- Born: 16 October 1966 (age 59) Ar-Rass, Saudi Arabia
- Education: Ar-Rass Secondary School (high school) King Saud University (college)
- Occupation: CEO of Bank Albilad

= Abdulaziz Al-Onaizan =

Saudi Arabian businessman

Abdulaziz bin Mohammed Al-Onaizan (born ) is a Saudi Arabian businessman who is chief executive officer (CEO) of Bank Albilad. Al-Onaizan joined Bank Albilad in 2014, where he was a chief business officer. In 2016, he was appointed as the bank's CEO.

==Early life==
Al-Onaizan was born in Saudi Arabia and raised in Ar-Rass.

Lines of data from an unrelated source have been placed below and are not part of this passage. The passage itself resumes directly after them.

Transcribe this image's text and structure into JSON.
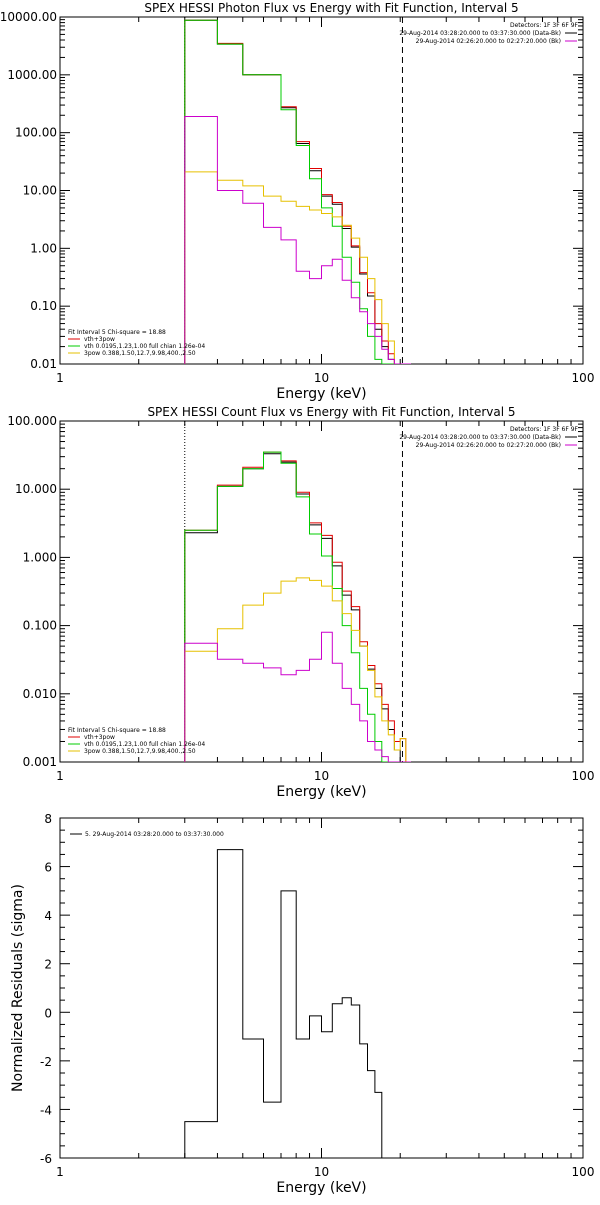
{
  "chart_data": [
    {
      "type": "line",
      "title": "SPEX HESSI Photon Flux vs Energy with Fit Function, Interval 5",
      "xlabel": "Energy (keV)",
      "ylabel": "",
      "xscale": "log",
      "yscale": "log",
      "xlim": [
        1,
        100
      ],
      "ylim": [
        0.01,
        10000
      ],
      "x_ticks": [
        "1",
        "10",
        "100"
      ],
      "y_ticks": [
        "10000.00",
        "1000.00",
        "100.00",
        "10.00",
        "1.00",
        "0.10",
        "0.01"
      ],
      "vlines": {
        "dotted": 3,
        "dashed": 20.4
      },
      "legend_top": {
        "position": "top-right",
        "header": "Detectors: 1F 3F 6F 9F",
        "entries": [
          {
            "label": "29-Aug-2014 03:28:20.000 to 03:37:30.000 (Data-Bk)",
            "color": "#000000"
          },
          {
            "label": "29-Aug-2014 02:26:20.000 to 02:27:20.000 (Bk)",
            "color": "#cc00cc"
          }
        ]
      },
      "legend_bottom": {
        "position": "bottom-left",
        "header": "Fit Interval 5   Chi-square = 18.88",
        "entries": [
          {
            "label": "vth+3pow",
            "color": "#e00000"
          },
          {
            "label": "vth 0.0195,1.23,1.00  full chian 1.26e-04",
            "color": "#00cc00"
          },
          {
            "label": "3pow 0.388,1.50,12.7,9.98,400.,2.50",
            "color": "#e6c000"
          }
        ]
      },
      "bin_edges": [
        3,
        4,
        5,
        6,
        7,
        8,
        9,
        10,
        11,
        12,
        13,
        14,
        15,
        16,
        17,
        18,
        19,
        20,
        21,
        22
      ],
      "series": [
        {
          "color": "#000000",
          "values": [
            8800,
            3400,
            1000,
            1000,
            270,
            65,
            22,
            8,
            5.8,
            2.2,
            1.05,
            0.36,
            0.15,
            0.04,
            0.02,
            0.012,
            0.01,
            0.01,
            0.01
          ]
        },
        {
          "color": "#e00000",
          "values": [
            8800,
            3500,
            1000,
            1000,
            280,
            70,
            24,
            8.5,
            6.2,
            2.4,
            1.1,
            0.38,
            0.17,
            0.05,
            0.025,
            0.015,
            0.01,
            0.01,
            0.01
          ]
        },
        {
          "color": "#00cc00",
          "values": [
            8800,
            3400,
            1000,
            1000,
            250,
            60,
            16,
            5,
            2.4,
            0.7,
            0.26,
            0.09,
            0.03,
            0.012,
            0.01,
            0.01,
            0.01,
            0.01,
            0.01
          ]
        },
        {
          "color": "#e6c000",
          "values": [
            21,
            15,
            12,
            8,
            6.5,
            5.3,
            4.6,
            4,
            3.5,
            2.5,
            1.5,
            0.7,
            0.3,
            0.13,
            0.05,
            0.025,
            0.01,
            0.01,
            0.01
          ]
        },
        {
          "color": "#cc00cc",
          "values": [
            190,
            10,
            6,
            2.3,
            1.4,
            0.4,
            0.3,
            0.5,
            0.65,
            0.28,
            0.14,
            0.08,
            0.05,
            0.03,
            0.018,
            0.012,
            0.01,
            0.01,
            0.01
          ]
        }
      ]
    },
    {
      "type": "line",
      "title": "SPEX HESSI Count Flux vs Energy with Fit Function, Interval 5",
      "xlabel": "Energy (keV)",
      "ylabel": "",
      "xscale": "log",
      "yscale": "log",
      "xlim": [
        1,
        100
      ],
      "ylim": [
        0.001,
        100
      ],
      "x_ticks": [
        "1",
        "10",
        "100"
      ],
      "y_ticks": [
        "100.000",
        "10.000",
        "1.000",
        "0.100",
        "0.010",
        "0.001"
      ],
      "vlines": {
        "dotted": 3,
        "dashed": 20.4
      },
      "legend_top": {
        "position": "top-right",
        "header": "Detectors: 1F 3F 6F 9F",
        "entries": [
          {
            "label": "29-Aug-2014 03:28:20.000 to 03:37:30.000 (Data-Bk)",
            "color": "#000000"
          },
          {
            "label": "29-Aug-2014 02:26:20.000 to 02:27:20.000 (Bk)",
            "color": "#cc00cc"
          }
        ]
      },
      "legend_bottom": {
        "position": "bottom-left",
        "header": "Fit Interval 5   Chi-square = 18.88",
        "entries": [
          {
            "label": "vth+3pow",
            "color": "#e00000"
          },
          {
            "label": "vth 0.0195,1.23,1.00  full chian 1.26e-04",
            "color": "#00cc00"
          },
          {
            "label": "3pow 0.388,1.50,12.7,9.98,400.,2.50",
            "color": "#e6c000"
          }
        ]
      },
      "bin_edges": [
        3,
        4,
        5,
        6,
        7,
        8,
        9,
        10,
        11,
        12,
        13,
        14,
        15,
        16,
        17,
        18,
        19,
        20,
        21,
        22
      ],
      "series": [
        {
          "color": "#000000",
          "values": [
            2.3,
            11,
            20,
            33,
            25,
            8.5,
            3,
            1.9,
            0.75,
            0.28,
            0.17,
            0.05,
            0.023,
            0.012,
            0.006,
            0.003,
            0.0015,
            0.001,
            0.001
          ]
        },
        {
          "color": "#e00000",
          "values": [
            2.5,
            11.5,
            21,
            35,
            26,
            9,
            3.2,
            2.1,
            0.85,
            0.32,
            0.19,
            0.058,
            0.026,
            0.014,
            0.007,
            0.004,
            0.002,
            0.0022,
            0.001
          ]
        },
        {
          "color": "#00cc00",
          "values": [
            2.5,
            11,
            20,
            35,
            24,
            7.7,
            2.2,
            1.05,
            0.35,
            0.1,
            0.04,
            0.012,
            0.005,
            0.002,
            0.001,
            0.001,
            0.001,
            0.001,
            0.001
          ]
        },
        {
          "color": "#e6c000",
          "values": [
            0.042,
            0.09,
            0.2,
            0.3,
            0.45,
            0.5,
            0.46,
            0.38,
            0.23,
            0.15,
            0.085,
            0.05,
            0.022,
            0.009,
            0.004,
            0.0025,
            0.0015,
            0.0022,
            0.001
          ]
        },
        {
          "color": "#cc00cc",
          "values": [
            0.055,
            0.032,
            0.028,
            0.024,
            0.019,
            0.022,
            0.032,
            0.08,
            0.028,
            0.012,
            0.007,
            0.004,
            0.002,
            0.0015,
            0.0012,
            0.001,
            0.001,
            0.001,
            0.001
          ]
        }
      ]
    },
    {
      "type": "line",
      "title": "",
      "xlabel": "Energy (keV)",
      "ylabel": "Normalized Residuals (sigma)",
      "xscale": "log",
      "yscale": "linear",
      "xlim": [
        1,
        100
      ],
      "ylim": [
        -6,
        8
      ],
      "x_ticks": [
        "1",
        "10",
        "100"
      ],
      "y_ticks": [
        "8",
        "6",
        "4",
        "2",
        "0",
        "-2",
        "-4",
        "-6"
      ],
      "legend": {
        "position": "top-left",
        "entries": [
          {
            "label": "5. 29-Aug-2014 03:28:20.000 to 03:37:30.000",
            "color": "#000000"
          }
        ]
      },
      "bin_edges": [
        3,
        4,
        5,
        6,
        7,
        8,
        9,
        10,
        11,
        12,
        13,
        14,
        15,
        16,
        17,
        18,
        19,
        20
      ],
      "series": [
        {
          "color": "#000000",
          "values": [
            -4.5,
            6.7,
            -1.1,
            -3.7,
            5.0,
            -1.1,
            -0.15,
            -0.8,
            0.35,
            0.6,
            0.3,
            -1.3,
            -2.4,
            -3.3,
            -6.0,
            -6.0,
            -6.0
          ]
        }
      ]
    }
  ]
}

He attended Ar-Rass Secondary School for high school. He then moved to Riyadh for college and attended King Saud University. In 1987, he obtained his bachelor's degree on quantitative methods.

==Career==
In 1991, Al-Onaizan joined Samba Financial Group as the head of treasury. He then moved to Arab National Bank in 2004 and Alinma Bank in 2008 serving as the deputy chief executive officer of treasury and the head of treasury respectively. In 2014, Al-Onaizan joined Bank Albilad as the chief business officer (CBO). In 2016, he was appointed as the chief executive officer (CEO).

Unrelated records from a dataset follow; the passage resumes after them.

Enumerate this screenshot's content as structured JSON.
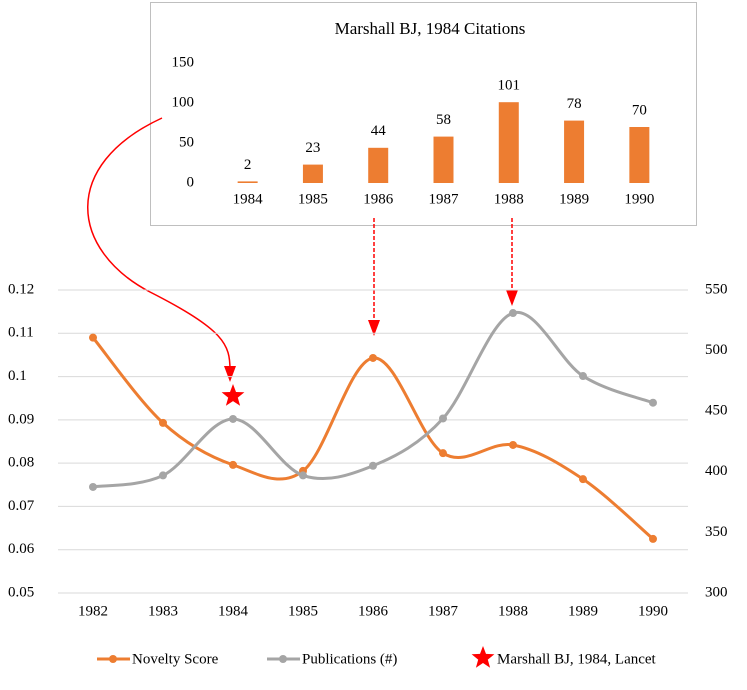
{
  "chart_data": [
    {
      "type": "bar",
      "title": "Marshall BJ, 1984 Citations",
      "categories": [
        "1984",
        "1985",
        "1986",
        "1987",
        "1988",
        "1989",
        "1990"
      ],
      "values": [
        2,
        23,
        44,
        58,
        101,
        78,
        70
      ],
      "color": "#ed7d31",
      "ylim": [
        0,
        150
      ],
      "yticks": [
        0,
        50,
        100,
        150
      ]
    },
    {
      "type": "line",
      "categories": [
        "1982",
        "1983",
        "1984",
        "1985",
        "1986",
        "1987",
        "1988",
        "1989",
        "1990"
      ],
      "series": [
        {
          "name": "Novelty Score",
          "color": "#ed7d31",
          "values": [
            0.109,
            0.0893,
            0.0796,
            0.0782,
            0.1043,
            0.0823,
            0.0842,
            0.0763,
            0.0625
          ]
        },
        {
          "name": "Publications (#)",
          "color": "#a5a5a5",
          "axis": "y2",
          "values": [
            387.5,
            397,
            443.6,
            397,
            405,
            444,
            531,
            479,
            457
          ]
        }
      ],
      "ylim": [
        0.05,
        0.12
      ],
      "yticks": [
        0.05,
        0.06,
        0.07,
        0.08,
        0.09,
        0.1,
        0.11,
        0.12
      ],
      "y2lim": [
        300,
        550
      ],
      "y2ticks": [
        300,
        350,
        400,
        450,
        500,
        550
      ],
      "grid": true,
      "marker": {
        "name": "Marshall BJ, 1984, Lancet",
        "x": "1984",
        "value": 0.0955,
        "color": "#ff0000"
      }
    }
  ]
}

Al-Onaizan additionally serves as the vice-chairman of the board of directors and as a member of the executive committee, both respectively a part of the Albilad Investing Company. He is also a board member in five other joint stock companies: Enjaz, Buna, the Human Resources Development Fund (HRDF), the Real Estate Development Fund (REDF) and the Zakat, Tax and Customs Authority (ZATCA). He simultaneously holds the position of chairman of the board of directors for Enjaz, chairman of the executive committee for the HRDF as well as chairman of governance and cybersecurity for the REDF.

== Personal life ==
Al-Onaizan resides in Riyadh. He is a Sunni-Muslim, and speaks Arabic and English.